The return of oil and gas initial public offerings was nice while it lasted.
Energy companies aiming to go public are staying on the sidelines as crude prices struggle to keep above $50 a barrel, analysts and investment professionals say. The price weakness has halted a recovery in stock debuts in the energy sector, which typically accounts for one-tenth of the overall IPO market.
U.S. West Texas Intermediate crude futures slipped to a fresh a seven-month closing low below $45 a barrel on Thursday after plunging nearly 4 percent in the prior session.
U.S. West Texas Intermediate crude, year to date, source: Factset
"Nothing's happening with oil below $50 frankly. I think $50 is the line of demarcation," said Rob Thummel, portfolio manager at Tortoise Capital, an investment management firm with $16 billion of assets under management.

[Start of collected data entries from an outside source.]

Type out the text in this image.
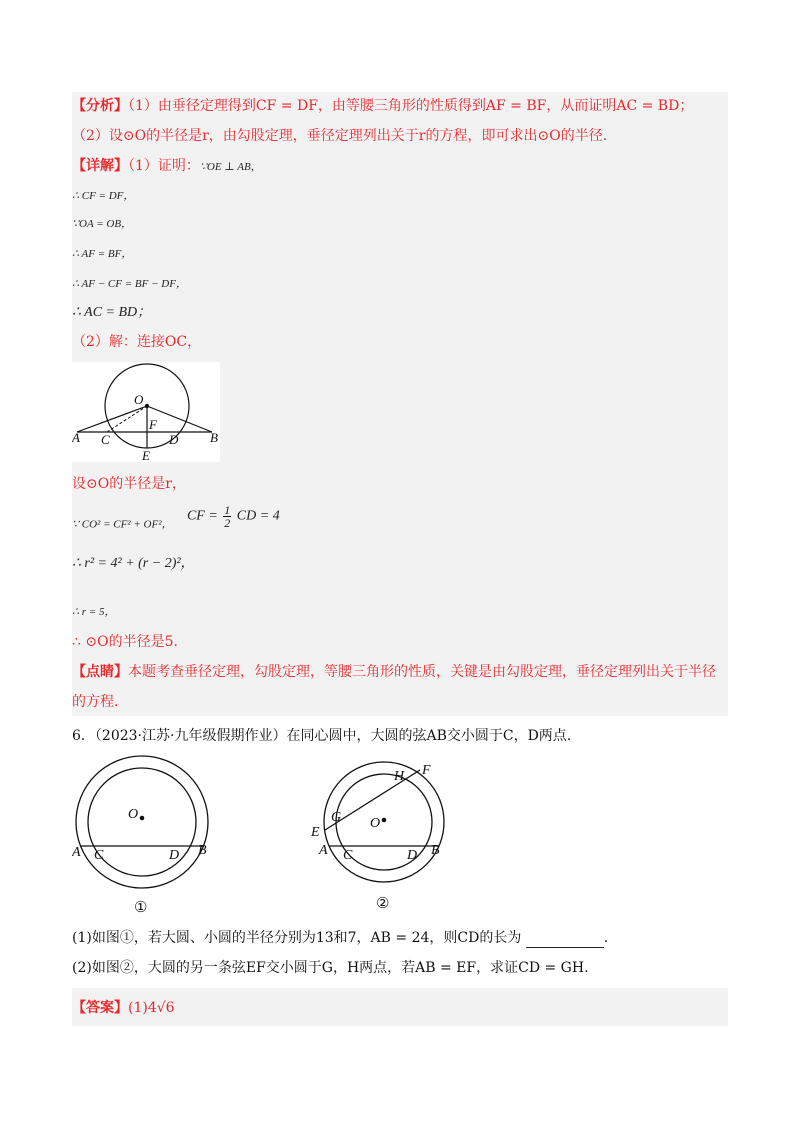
【分析】（1）由垂径定理得到CF = DF，由等腰三角形的性质得到AF = BF，从而证明AC = BD；
（2）设⊙O的半径是r，由勾股定理，垂径定理列出关于r的方程，即可求出⊙O的半径.
【详解】（1）证明：∵OE ⊥ AB，
∴ CF = DF，
∵OA = OB，
∴ AF = BF，
∴ AF − CF = BF − DF，
∴ AC = BD；
（2）解：连接OC，
O
A C
F
D B
E
设⊙O的半径是r，
∵ CO² = CF² + OF²， CF = $\frac{1}{2}$ CD = 4
∴ r² = 4² + (r − 2)²，
∴ r = 5，
∴ ⊙O的半径是5.
【点睛】本题考查垂径定理，勾股定理，等腰三角形的性质，关键是由勾股定理，垂径定理列出关于半径
的方程.
6．（2023·江苏·九年级假期作业）在同心圆中，大圆的弦AB交小圆于C，D两点.
O
A C	D B
①
H F
G O
E
A C	D B
②
(1)如图①，若大圆、小圆的半径分别为13和7，AB = 24，则CD的长为	.
(2)如图②，大圆的另一条弦EF交小圆于G，H两点，若AB = EF，求证CD = GH.
【答案】(1)4√6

Companies that explore for and produce crude oil need oil prices to rise from current levels to be confident they can consistently wring profits from — or at least break even on — new production.

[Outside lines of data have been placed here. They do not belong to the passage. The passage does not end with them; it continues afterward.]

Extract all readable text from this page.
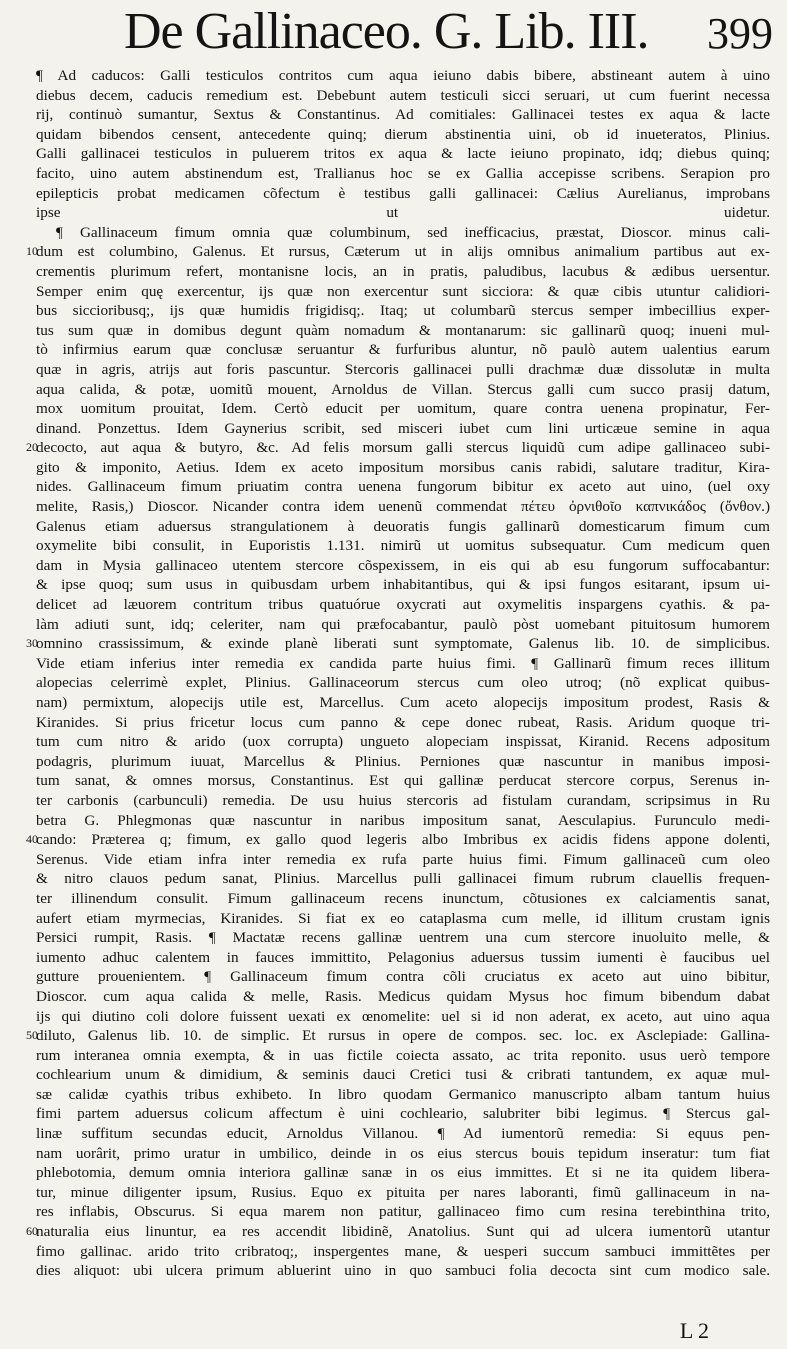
De Gallinaceo. G. Lib. III. 399
¶ Ad caducos: Galli testiculos contritos cum aqua ieiuno dabis bibere, abstineant autem à uino
diebus decem, caducis remedium est. Debebunt autem testiculi sicci seruari, ut cum fuerint necessa
rij, continuò sumantur, Sextus & Constantinus. Ad comitiales: Gallinacei testes ex aqua & lacte
quidam bibendos censent, antecedente quinq; dierum abstinentia uini, ob id inueteratos, Plinius.
Galli gallinacei testiculos in puluerem tritos ex aqua & lacte ieiuno propinato, idq; diebus quinq;
facito, uino autem abstinendum est, Trallianus hoc se ex Gallia accepisse scribens. Serapion pro
epilepticis probat medicamen cõfectum è testibus galli gallinacei: Cælius Aurelianus, improbans
ipse ut uidetur.
¶ Gallinaceum fimum omnia quæ columbinum, sed inefficacius, præstat, Dioscor. minus cali-
10
dum est columbino, Galenus. Et rursus, Cæterum ut in alijs omnibus animalium partibus aut ex-
crementis plurimum refert, montanisne locis, an in pratis, paludibus, lacubus & ædibus uersentur.
Semper enim quę exercentur, ijs quæ non exercentur sunt sicciora: & quæ cibis utuntur calidiori-
bus siccioribusq;, ijs quæ humidis frigidisq;. Itaq; ut columbarũ stercus semper imbecillius exper-
tus sum quæ in domibus degunt quàm nomadum & montanarum: sic gallinarũ quoq; inueni mul-
tò infirmius earum quæ conclusæ seruantur & furfuribus aluntur, nõ paulò autem ualentius earum
quæ in agris, atrijs aut foris pascuntur. Stercoris gallinacei pulli drachmæ duæ dissolutæ in multa
aqua calida, & potæ, uomitũ mouent, Arnoldus de Villan. Stercus galli cum succo prasij datum,
mox uomitum prouitat, Idem. Certò educit per uomitum, quare contra uenena propinatur, Fer-
dinand. Ponzettus. Idem Gaynerius scribit, sed misceri iubet cum lini urticæue semine in aqua
20
decocto, aut aqua & butyro, &c. Ad felis morsum galli stercus liquidũ cum adipe gallinaceo subi-
gito & imponito, Aetius. Idem ex aceto impositum morsibus canis rabidi, salutare traditur, Kira-
nides. Gallinaceum fimum priuatim contra uenena fungorum bibitur ex aceto aut uino, (uel oxy
melite, Rasis,) Dioscor. Nicander contra idem uenenũ commendat πέτευ ὀρνιθοῖο καπνικάδος (ὄνθον.)
Galenus etiam aduersus strangulationem à deuoratis fungis gallinarũ domesticarum fimum cum
oxymelite bibi consulit, in Euporistis 1.131. nimirũ ut uomitus subsequatur. Cum medicum quen
dam in Mysia gallinaceo utentem stercore cõspexissem, in eis qui ab esu fungorum suffocabantur:
& ipse quoq; sum usus in quibusdam urbem inhabitantibus, qui & ipsi fungos esitarant, ipsum ui-
delicet ad læuorem contritum tribus quatuórue oxycrati aut oxymelitis inspargens cyathis. & pa-
làm adiuti sunt, idq; celeriter, nam qui præfocabantur, paulò pòst uomebant pituitosum humorem
30
omnino crassissimum, & exinde planè liberati sunt symptomate, Galenus lib. 10. de simplicibus.
Vide etiam inferius inter remedia ex candida parte huius fimi. ¶ Gallinarũ fimum reces illitum
alopecias celerrimè explet, Plinius. Gallinaceorum stercus cum oleo utroq; (nõ explicat quibus-
nam) permixtum, alopecijs utile est, Marcellus. Cum aceto alopecijs impositum prodest, Rasis &
Kiranides. Si prius fricetur locus cum panno & cepe donec rubeat, Rasis. Aridum quoque tri-
tum cum nitro & arido (uox corrupta) ungueto alopeciam inspissat, Kiranid. Recens adpositum
podagris, plurimum iuuat, Marcellus & Plinius. Perniones quæ nascuntur in manibus imposi-
tum sanat, & omnes morsus, Constantinus. Est qui gallinæ perducat stercore corpus, Serenus in-
ter carbonis (carbunculi) remedia. De usu huius stercoris ad fistulam curandam, scripsimus in Ru
betra G. Phlegmonas quæ nascuntur in naribus impositum sanat, Aesculapius. Furunculo medi-
40
cando: Præterea q; fimum, ex gallo quod legeris albo Imbribus ex acidis fidens appone dolenti,
Serenus. Vide etiam infra inter remedia ex rufa parte huius fimi. Fimum gallinaceũ cum oleo
& nitro clauos pedum sanat, Plinius. Marcellus pulli gallinacei fimum rubrum clauellis frequen-
ter illinendum consulit. Fimum gallinaceum recens inunctum, cõtusiones ex calciamentis sanat,
aufert etiam myrmecias, Kiranides. Si fiat ex eo cataplasma cum melle, id illitum crustam ignis
Persici rumpit, Rasis. ¶ Mactatæ recens gallinæ uentrem una cum stercore inuoluito melle, &
iumento adhuc calentem in fauces immittito, Pelagonius aduersus tussim iumenti è faucibus uel
gutture prouenientem. ¶ Gallinaceum fimum contra cõli cruciatus ex aceto aut uino bibitur,
Dioscor. cum aqua calida & melle, Rasis. Medicus quidam Mysus hoc fimum bibendum dabat
ijs qui diutino coli dolore fuissent uexati ex œnomelite: uel si id non aderat, ex aceto, aut uino aqua
50
diluto, Galenus lib. 10. de simplic. Et rursus in opere de compos. sec. loc. ex Asclepiade: Gallina-
rum interanea omnia exempta, & in uas fictile coiecta assato, ac trita reponito. usus uerò tempore
cochlearium unum & dimidium, & seminis dauci Cretici tusi & cribrati tantundem, ex aquæ mul-
sæ calidæ cyathis tribus exhibeto. In libro quodam Germanico manuscripto albam tantum huius
fimi partem aduersus colicum affectum è uini cochleario, salubriter bibi legimus. ¶ Stercus gal-
linæ suffitum secundas educit, Arnoldus Villanou. ¶ Ad iumentorũ remedia: Si equus pen-
nam uorârit, primo uratur in umbilico, deinde in os eius stercus bouis tepidum inseratur: tum fiat
phlebotomia, demum omnia interiora gallinæ sanæ in os eius immittes. Et si ne ita quidem libera-
tur, minue diligenter ipsum, Rusius. Equo ex pituita per nares laboranti, fimũ gallinaceum in na-
res inflabis, Obscurus. Si equa marem non patitur, gallinaceo fimo cum resina terebinthina trito,
60
naturalia eius linuntur, ea res accendit libidinẽ, Anatolius. Sunt qui ad ulcera iumentorũ utantur
fimo gallinac. arido trito cribratoq;, inspergentes mane, & uesperi succum sambuci immittẽtes per
dies aliquot: ubi ulcera primum abluerint uino in quo sambuci folia decocta sint cum modico sale.
L 2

"Below $50, if we're still here for a couple of quarters, you'll start to see oil producers slowing their capital expenditures, which would moderate the pace of production growth," Thummel said.
Meanwhile, oilfield services firms can't be certain drillers will pay more for the services they sell, like well design and hydraulic fracturing, with oil prices below $50. The firms offered deep discounts during a nearly three-year downturn, and are now trying to raise prices by 10 to 20 percent.
The energy sector has typically accounted for about 10 percent of overall IPO issuance, according to IPO specialist Renaissance Capital. That ratio spiked higher during the shale oil boom of 2011 and 2012 and fell off in 2016 after oil prices tanked from more than $100 a barrel in 2014 to about $26 last year.